Soon it's time for the great unveiling of Marrast's sculpture, and all the Tartars attend the ceremony, even Nicole. Celia and Austin have fallen in love by this time, and Juan and Helene have spent a passionate night together. But the sculpture turns out to be a typical Tartar production, much to the outrage of the townspeople who paid Marrast a small fortune to make it. The group is delighted with the results, both of the piece itself and of the crowd's reaction to it.

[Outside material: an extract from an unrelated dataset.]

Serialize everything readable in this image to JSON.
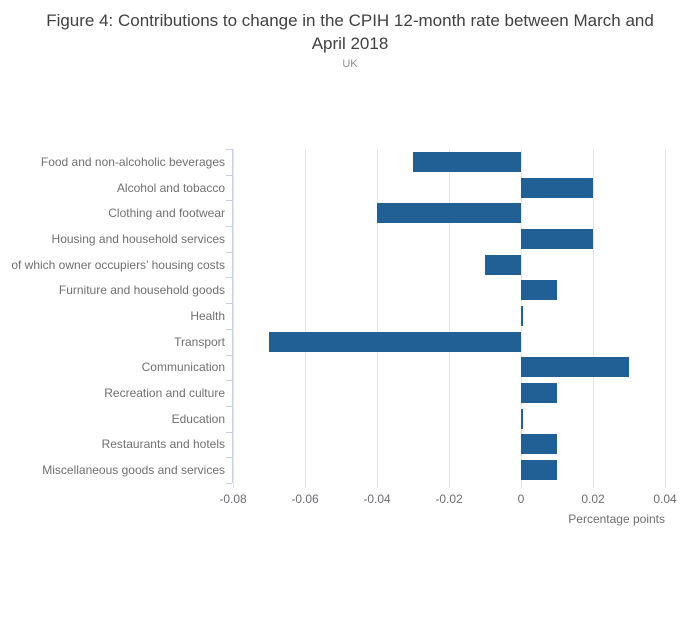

The book concludes with most of the Tartars returning to Paris by train. A distracted Nicole wanders off at the wrong stop and finds herself in the city, by a canal. Celia and Austin also get off, ostensibly to look at cows. In the gloomy train car, Juan sits across from Helene and tries to talk to her, but realizes that nothing has changed. The other Tartars have gotten off to look for Nicole, whom they presume is walking alone along the tracks towards Paris. Helene, unaccountably back in the mysterious city, opens a door in a hotel and walks into a dark room where Austin jumps out and stabs her to death. Juan, following, leans over the body a moment before exiting the room through a door that opens directly onto the canal—where he sees Nicole on a barge with the sinister Frau Marta. The last sentences of the book describe the remaining Tartars in a jocular group again, resuming their play at the train station in Paris.

Characters

62: A Model Kit doesn't have a main character, being occupied instead by characters of varying importance to the plot. These include Marrast, a sculptor, Juan, a translator or interpreter, Helene, an anesthetist living in Paris, Calac, a writer from Argentina, and Celia and Austin, who are students. Other Tartars include Tell, Polanco, Nicole, Feuille Morte, and Osvaldo, who is actually a pet snail. Characters of minor importance include Frau Marta, Polanco's girlfriend, and Señora Cinnamomo, who is a witness to the festivities of the Tartars on several occasions. None of the main characters are given proper last names by Cortázar, while a few of the lesser ones do have one, such as the director of the art museum, Harold Harroldson. Some characters are referred to but never actually appear in the narrative, like "the countess" and Monsieur Ochs.